If it could only be that easy…voila, and it’s moved, nobody gets hurt!
Sure, this applies to all items that you carry but for today we are going to pay special attention to the heavier ones. What are some heavier items that you carry? Dog food, birdseed, water softener salt bags, cat litter, cases of drinks, bags of soil & mulch, furniture, and pool chemicals are some that come mind. Perhaps someone at the store loaded it into your car, but maybe you are the only one that can get it out of your car and into your house. Most likely these objects will be in your trunk, back seat, SUV hatch or passenger seat. All of these places have one thing in common…you must reach in and down. Even if you don’t have to reach down, the ‘in’ part is enough to make you aware that you better get ready. Lifting is the first part, carrying is the other. So let’s put some perspective into how we can do it best.
Probably the most fundamental technique that you need to apply is one that is so botched that it is actually confusing. Oftentimes, with the idea of encouraging you to get ready, these suggestions have come out of the mouths of fitness trainers and the like: “pull your stomach muscles in; navel to spine; suck in your middle; pretend you got punched in the stomach; pull in your abs like you were putting on a tight pair of jeans”. This sort of imagery may do it for some, but how about if you are clueless?
First of all, may I clear up my largest pet peeve? The stomach is an organ used in digestion. It has smooth muscle that is involuntary and unresponsive to any deliberate strengthening. Please don’t use that when referring to your abdominal area, even if Dr. Oz does.
Okay, now let’s get down to basics… stabilizing your spine. If you do not pay attention to this, you are making yourself vulnerable right off the bat. This is the key ingredient in having a successful lift and carry. Your abdominals are the root of your trunk and their job is to support and brace the spine so that the rest of your core can perform its function.
In Pilates, we refer to this area as your powerhouse and the abdominals are a portion of this powerhouse. I think this is what some people refer to as the ‘stomach’. An efficient powerhouse environment relies heavily on the pelvic floor muscles. Engaging these muscles first is critical to accommodating a stable base for movement. Remember, stability is how you hold onto yourself and /or the ground. Since the pelvic floor muscles help to support the lower abdominal cavity thinking of pulling this interconnected web, kind of like a hammock, ‘in and up’ will work in concert with the muscles of the abdomen, trunk and low back.

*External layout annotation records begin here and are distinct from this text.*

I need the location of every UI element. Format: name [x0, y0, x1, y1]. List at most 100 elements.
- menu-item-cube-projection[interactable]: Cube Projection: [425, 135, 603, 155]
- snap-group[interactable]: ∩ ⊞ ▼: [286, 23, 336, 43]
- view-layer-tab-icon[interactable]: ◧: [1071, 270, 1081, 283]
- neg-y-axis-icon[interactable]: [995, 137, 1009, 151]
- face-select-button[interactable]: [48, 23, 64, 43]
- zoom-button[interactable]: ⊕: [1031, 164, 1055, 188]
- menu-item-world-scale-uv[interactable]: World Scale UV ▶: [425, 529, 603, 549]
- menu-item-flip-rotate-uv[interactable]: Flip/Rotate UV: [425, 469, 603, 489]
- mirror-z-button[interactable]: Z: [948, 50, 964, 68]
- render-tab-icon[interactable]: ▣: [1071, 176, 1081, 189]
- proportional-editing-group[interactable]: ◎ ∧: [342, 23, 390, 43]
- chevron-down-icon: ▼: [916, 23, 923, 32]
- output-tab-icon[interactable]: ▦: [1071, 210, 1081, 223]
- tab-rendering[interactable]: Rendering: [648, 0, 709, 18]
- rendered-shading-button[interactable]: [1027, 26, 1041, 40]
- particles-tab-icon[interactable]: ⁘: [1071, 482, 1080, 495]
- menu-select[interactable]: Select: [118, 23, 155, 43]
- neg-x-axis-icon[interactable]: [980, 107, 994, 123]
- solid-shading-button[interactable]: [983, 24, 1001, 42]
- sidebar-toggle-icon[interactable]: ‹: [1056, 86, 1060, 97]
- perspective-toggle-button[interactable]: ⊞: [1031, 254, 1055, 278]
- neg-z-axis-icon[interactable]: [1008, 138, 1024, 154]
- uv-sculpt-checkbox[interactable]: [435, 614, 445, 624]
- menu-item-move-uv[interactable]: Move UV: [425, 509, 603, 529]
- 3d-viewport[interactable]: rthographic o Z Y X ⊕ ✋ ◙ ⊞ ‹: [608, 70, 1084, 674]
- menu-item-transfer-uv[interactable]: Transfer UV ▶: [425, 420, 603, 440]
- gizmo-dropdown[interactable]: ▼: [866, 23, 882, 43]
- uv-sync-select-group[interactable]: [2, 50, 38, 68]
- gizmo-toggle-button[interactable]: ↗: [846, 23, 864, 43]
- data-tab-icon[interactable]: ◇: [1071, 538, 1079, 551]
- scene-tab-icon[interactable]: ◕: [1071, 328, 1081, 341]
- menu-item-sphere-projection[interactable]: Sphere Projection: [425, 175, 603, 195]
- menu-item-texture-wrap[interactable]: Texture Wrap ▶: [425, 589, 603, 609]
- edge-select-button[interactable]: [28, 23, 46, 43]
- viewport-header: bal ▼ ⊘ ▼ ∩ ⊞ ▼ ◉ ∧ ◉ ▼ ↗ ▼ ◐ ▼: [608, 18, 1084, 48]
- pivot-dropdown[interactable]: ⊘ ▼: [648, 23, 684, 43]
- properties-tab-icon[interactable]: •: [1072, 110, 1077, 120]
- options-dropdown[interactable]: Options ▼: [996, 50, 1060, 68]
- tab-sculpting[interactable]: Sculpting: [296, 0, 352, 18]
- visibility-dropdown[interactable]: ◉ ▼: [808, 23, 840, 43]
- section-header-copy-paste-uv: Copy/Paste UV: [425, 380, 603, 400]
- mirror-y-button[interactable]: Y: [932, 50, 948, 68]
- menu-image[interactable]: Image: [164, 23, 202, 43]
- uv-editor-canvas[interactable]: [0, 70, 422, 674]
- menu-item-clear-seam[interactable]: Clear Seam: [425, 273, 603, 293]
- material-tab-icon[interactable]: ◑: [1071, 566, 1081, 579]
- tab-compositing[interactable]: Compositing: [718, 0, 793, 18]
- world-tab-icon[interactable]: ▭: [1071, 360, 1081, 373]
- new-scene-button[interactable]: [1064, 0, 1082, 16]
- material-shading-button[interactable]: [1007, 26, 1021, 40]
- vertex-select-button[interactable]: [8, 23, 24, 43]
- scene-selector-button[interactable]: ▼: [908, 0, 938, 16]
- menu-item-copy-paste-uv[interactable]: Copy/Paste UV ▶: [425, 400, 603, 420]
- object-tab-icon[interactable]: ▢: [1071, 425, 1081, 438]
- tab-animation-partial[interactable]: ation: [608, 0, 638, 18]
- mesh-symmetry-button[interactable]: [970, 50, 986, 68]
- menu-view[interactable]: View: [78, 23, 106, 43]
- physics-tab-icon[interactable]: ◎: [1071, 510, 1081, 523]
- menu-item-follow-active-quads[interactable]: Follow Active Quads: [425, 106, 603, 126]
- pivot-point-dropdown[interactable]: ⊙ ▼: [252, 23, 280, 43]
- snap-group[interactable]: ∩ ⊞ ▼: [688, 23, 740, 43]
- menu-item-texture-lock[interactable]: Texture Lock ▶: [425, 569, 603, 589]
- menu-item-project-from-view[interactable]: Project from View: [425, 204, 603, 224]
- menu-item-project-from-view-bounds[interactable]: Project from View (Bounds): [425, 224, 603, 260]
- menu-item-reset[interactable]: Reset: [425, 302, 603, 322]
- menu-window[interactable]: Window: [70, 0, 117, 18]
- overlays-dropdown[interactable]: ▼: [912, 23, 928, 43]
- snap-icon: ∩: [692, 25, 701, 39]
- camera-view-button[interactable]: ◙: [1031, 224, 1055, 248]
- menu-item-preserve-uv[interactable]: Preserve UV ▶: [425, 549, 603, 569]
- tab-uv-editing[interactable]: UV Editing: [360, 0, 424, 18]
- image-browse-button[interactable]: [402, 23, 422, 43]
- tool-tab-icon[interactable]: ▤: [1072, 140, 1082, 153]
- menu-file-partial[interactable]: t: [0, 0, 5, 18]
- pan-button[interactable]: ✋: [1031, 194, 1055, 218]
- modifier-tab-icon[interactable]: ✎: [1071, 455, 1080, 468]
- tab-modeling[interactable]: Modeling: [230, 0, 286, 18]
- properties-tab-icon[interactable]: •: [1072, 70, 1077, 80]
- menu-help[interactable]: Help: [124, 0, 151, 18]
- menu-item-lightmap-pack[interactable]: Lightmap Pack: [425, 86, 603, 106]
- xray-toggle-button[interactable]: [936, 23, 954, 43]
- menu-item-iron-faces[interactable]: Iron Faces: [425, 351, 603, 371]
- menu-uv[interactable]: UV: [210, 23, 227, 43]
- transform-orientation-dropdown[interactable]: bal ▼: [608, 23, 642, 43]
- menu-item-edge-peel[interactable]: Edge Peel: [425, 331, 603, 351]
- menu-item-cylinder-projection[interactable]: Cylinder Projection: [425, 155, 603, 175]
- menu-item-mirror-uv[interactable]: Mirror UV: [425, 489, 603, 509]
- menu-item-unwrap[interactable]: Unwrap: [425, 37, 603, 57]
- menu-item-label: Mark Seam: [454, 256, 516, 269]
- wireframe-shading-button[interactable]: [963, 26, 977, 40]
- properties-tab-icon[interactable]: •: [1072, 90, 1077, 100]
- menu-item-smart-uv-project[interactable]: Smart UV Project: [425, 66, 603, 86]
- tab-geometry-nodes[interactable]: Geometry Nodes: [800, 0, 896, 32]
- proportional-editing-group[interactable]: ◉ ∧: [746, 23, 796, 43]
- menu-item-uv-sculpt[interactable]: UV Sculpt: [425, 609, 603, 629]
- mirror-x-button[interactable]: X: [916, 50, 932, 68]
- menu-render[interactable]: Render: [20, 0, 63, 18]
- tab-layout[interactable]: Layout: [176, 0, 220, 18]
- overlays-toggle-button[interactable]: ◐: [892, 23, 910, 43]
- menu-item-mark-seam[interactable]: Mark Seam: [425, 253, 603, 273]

Below are 5 elements that you always want to incorporate into any lift and carry:
Address the object with a shoulder-wide stancer
Soften your knees; make them ‘bouncy’
Use a flat back when lifting the objectr
Lift the object with the power of your legs and buttock musclesr
Keep the object close to you
Here’s a secret that I always keep in mind when I lift and move anything. I imagine what it will feel like once I grab it; how I will hold it; and finally, how I’ll endure the strength to get it where I want. I see the whole picture in my mind. Perhaps this is because I do it automatically every time and over the years my awareness is tuned into this imaginary ‘measurement’ before I even lift anything. Try it.
If you decide that you cannot lift what you want, be smart about it. Get someone to take care of it. That is a good decision and will save you frustration and possible injury later. If you can lift, look at every event as a practice carry. Start paying mind to exactly what you are doing and you will notice that your power will change. Power is a physical might and it is also the capacity for being acted upon. Will, determination, confidence, optimism, intelligence, and clear thinking all factor into using your power and getting good at it.
We carry all sorts of things and, yes, even the grocery bags should be approached like this. Just because they are smaller and weigh less the same lift and carry elements will serve you no matter what’s on hand.